The pH-responsive nature of two self-assembled NDI-peptide amphiphile conjugates is reported. The diethoxy substituted NDI showed a pH-dependent assembly behaviour, as expected. In contrast, the isopropylamino- and ethoxy-substituted NDI based supramolecular polymer was stable at acidic and basic aqueous conditions.

Evaluation of Charge-Regulated Supramolecular Copolymerization to Tune the Time Scale for Oxidative Disassembly of β-Sheet Comonomers.

A multistimuli-responsive supramolecular copolymerization is reported. The copolymerization is driven by hydrogen bond encoded β-sheet-based charge co-assembly into 1D nanorods in water, using glutamic acid or lysine residues in either of the peptide comonomers. The incorporation of methionine as hydrophobic amino acid supports β-sheet formation, but oxidation of the thioether side-chain to a sulfoxide functional group destabilizes the β-sheet ordered domains and induces disassembly of the supramolecular polymers.

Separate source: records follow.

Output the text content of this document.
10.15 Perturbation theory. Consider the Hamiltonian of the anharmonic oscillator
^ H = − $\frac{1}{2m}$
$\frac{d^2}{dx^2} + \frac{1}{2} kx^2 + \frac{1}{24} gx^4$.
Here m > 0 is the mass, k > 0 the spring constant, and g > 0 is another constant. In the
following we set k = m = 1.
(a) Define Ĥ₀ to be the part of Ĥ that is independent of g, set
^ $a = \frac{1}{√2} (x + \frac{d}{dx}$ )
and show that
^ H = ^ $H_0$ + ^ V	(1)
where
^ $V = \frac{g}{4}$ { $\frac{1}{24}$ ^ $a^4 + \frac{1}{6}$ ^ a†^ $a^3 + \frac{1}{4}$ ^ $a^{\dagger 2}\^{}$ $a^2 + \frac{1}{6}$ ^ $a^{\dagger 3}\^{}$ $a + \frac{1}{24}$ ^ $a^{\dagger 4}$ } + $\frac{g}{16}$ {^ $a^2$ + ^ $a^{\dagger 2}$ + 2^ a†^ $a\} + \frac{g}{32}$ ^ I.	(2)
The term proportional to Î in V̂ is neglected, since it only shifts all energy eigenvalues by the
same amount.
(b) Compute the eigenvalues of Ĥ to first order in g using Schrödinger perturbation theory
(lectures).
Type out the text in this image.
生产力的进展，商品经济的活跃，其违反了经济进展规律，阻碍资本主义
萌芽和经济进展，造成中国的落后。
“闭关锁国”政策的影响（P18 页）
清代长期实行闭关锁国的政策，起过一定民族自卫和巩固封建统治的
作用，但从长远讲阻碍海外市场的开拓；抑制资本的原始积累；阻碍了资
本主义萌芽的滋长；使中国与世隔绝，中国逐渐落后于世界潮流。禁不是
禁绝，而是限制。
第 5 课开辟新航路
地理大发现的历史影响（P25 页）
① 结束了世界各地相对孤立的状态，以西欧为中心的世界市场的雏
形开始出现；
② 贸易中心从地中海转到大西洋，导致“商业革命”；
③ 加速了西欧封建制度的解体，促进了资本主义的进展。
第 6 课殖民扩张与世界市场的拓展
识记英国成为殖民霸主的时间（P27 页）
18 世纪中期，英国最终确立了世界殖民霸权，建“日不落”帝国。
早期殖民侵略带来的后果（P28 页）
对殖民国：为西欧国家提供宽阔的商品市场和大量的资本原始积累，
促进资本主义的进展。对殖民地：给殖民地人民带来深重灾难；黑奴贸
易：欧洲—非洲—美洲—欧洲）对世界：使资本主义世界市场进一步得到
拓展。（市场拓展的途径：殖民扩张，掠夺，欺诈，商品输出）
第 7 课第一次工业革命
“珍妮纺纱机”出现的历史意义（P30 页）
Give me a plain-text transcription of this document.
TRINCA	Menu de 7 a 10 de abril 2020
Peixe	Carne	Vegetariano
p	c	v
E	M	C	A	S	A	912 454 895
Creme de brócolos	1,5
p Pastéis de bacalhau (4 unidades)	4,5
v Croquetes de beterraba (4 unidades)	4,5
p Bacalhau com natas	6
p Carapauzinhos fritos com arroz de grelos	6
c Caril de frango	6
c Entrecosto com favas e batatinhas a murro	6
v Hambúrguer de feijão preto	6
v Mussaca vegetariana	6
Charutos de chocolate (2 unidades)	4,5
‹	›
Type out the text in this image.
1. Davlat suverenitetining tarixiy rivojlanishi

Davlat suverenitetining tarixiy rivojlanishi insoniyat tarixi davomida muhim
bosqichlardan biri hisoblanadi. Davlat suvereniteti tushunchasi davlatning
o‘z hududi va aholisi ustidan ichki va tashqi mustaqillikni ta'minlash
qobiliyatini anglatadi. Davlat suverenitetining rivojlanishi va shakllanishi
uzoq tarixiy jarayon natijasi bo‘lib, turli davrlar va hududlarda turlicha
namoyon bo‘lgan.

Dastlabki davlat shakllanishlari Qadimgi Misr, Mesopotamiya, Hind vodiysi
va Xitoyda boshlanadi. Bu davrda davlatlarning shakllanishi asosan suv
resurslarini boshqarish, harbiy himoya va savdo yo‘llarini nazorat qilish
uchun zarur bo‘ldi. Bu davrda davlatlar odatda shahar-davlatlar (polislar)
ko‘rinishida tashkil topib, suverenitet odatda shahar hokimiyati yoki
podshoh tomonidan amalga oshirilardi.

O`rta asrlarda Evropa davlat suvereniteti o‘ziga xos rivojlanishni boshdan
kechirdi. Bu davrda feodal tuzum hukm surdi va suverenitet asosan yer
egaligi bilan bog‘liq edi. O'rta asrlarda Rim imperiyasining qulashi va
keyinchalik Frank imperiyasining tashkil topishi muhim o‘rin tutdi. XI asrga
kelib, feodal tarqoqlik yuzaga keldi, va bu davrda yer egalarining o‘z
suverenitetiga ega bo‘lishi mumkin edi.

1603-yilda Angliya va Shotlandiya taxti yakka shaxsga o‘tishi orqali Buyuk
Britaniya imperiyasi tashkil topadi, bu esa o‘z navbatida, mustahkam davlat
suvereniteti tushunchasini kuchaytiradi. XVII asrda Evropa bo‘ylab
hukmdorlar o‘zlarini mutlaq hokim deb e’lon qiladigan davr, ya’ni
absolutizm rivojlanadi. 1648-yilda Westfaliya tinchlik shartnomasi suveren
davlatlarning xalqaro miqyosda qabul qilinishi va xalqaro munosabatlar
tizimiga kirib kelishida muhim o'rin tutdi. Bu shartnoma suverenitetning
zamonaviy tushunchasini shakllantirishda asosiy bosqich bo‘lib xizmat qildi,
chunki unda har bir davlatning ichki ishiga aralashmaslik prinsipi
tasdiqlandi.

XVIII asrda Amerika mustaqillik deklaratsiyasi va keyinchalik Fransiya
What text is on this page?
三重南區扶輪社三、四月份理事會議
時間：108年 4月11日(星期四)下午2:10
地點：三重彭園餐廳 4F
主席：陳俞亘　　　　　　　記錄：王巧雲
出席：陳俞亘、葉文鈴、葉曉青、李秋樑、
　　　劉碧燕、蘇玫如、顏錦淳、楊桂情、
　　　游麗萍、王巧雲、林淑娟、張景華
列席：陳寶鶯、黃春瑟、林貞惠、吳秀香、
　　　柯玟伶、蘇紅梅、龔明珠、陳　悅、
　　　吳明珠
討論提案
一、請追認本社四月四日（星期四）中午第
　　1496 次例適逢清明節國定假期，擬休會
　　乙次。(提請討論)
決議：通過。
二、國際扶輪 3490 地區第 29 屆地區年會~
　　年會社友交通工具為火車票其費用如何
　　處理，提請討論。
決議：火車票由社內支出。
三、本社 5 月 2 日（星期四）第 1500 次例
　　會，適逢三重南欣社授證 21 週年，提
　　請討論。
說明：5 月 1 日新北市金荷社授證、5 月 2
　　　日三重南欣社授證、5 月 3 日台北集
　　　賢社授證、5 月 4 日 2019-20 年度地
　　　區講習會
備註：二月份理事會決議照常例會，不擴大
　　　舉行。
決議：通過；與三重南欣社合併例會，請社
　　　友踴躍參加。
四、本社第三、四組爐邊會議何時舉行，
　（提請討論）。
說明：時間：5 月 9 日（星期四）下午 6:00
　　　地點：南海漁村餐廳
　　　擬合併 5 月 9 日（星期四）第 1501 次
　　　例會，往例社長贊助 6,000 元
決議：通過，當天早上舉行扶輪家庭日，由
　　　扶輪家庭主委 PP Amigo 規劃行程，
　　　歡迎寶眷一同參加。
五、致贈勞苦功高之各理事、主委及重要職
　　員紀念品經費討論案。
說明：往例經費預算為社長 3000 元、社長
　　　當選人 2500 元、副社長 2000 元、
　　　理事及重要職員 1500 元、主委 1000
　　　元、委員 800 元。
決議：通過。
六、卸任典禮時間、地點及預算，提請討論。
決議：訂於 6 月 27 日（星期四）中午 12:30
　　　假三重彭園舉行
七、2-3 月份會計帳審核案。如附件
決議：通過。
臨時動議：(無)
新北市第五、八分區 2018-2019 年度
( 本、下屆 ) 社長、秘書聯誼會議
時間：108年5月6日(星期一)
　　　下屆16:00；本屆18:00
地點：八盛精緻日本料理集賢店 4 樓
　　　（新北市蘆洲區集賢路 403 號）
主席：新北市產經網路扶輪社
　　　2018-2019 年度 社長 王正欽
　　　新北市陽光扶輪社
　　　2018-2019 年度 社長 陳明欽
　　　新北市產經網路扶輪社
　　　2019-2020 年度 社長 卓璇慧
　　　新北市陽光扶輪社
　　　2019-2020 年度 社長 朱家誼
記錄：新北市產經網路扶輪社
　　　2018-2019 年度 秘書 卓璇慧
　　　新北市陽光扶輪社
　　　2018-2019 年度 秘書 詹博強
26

Supramolecular assembly of functional peptide-polymer conjugates.

The following review gives an overview about synthetic peptide-polymer conjugates as macromolecular building blocks and their self-assembly into a variety of supramolecular architectures, from supramolecular polymer chains, to anisotropic 1D arrays, 2D layers, and more complex 3D networks. A selection of recent literature examples using linear, coiled-coil and cyclic peptide motifs is provided. The reversible nature of the unimer-to-supramolecular polymer transition provides unique opportunities to investigate mechanistic aspects of the supramolecular assembly, with respect to the thermodynamic or kinetic parameters and furthermore provides exciting opportunities for non-equilibrium assembly strategies.

Secondary Structure-Driven Hydrogelation Using Foldable Telechelic Polymer-Peptide Conjugates.

The synthesis of ABA and ABA' triblock polyethylene glycol-and polysarcosine-peptide conjugates is reported. The A/A' peptides are based on phenylalanine(F)-histidine(H) pentapeptide sequences FHFHF, which promote pH-switchable β-sheet self-assembly into nanorods in water. Only parallel β-sheet-driven folding and intermolecular assembly using ABA triblock polymer-peptide conjugates leads to interstrand cross-linking and hydrogelation, highlighting the impact of supramolecular interactions-directed structure formation at the nano- and mesoscopic level.

Kinetically Controlled Stepwise Self-Assembly of Au-Metallopeptides in Water.

The combination of attractive supramolecular interactions of a hydrophobic Au-metallopeptide with the shielding effect of flexible oligoethylene glycol chains provides access to a stepwise self-assembly of a Au-metalloamphiphile in water. Kinetic control of the supramolecular polymer morphology is achieved using a temperature-dependent assembly protocol, which yields low dispersity supramolecular polymers (metastable state I) or helical bundled nanorods (state II).

Increased Hydrophobic Block Length of PTDMs Promotes Protein Internalization.

The plasma membrane is a major obstacle in the development and use of biomacromolecules for intracellular therapeutic applications. Protein transduction domains (PTDs) have been used to overcome this barrier, but often require covalent conjugation to their cargo and can be time consuming to synthesize. Synthetic monomers can be designed to mimic the amino acid moieties in PTDs, and their resulting polymers provide a well-controlled platform to vary molecular composition for structure-activity relationship studies.

Optimal Hydrophobicity in Ring-Opening Metathesis Polymerization-Based Protein Mimics Required for siRNA Internalization.

Exploring the role of polymer structure for the internalization of biologically relevant cargo, specifically siRNA, is of critical importance to the development of improved delivery reagents. Herein, we report guanidinium-rich protein transduction domain mimics (PTDMs) based on a ring-opening metathesis polymerization scaffold containing tunable hydrophobic moieties that promote siRNA internalization. Structure-activity relationships using Jurkat T cells and HeLa cells were explored to determine how the length of the hydrophobic block and the hydrophobic side chain compositions of these PTDMs impacted siRNA internalization.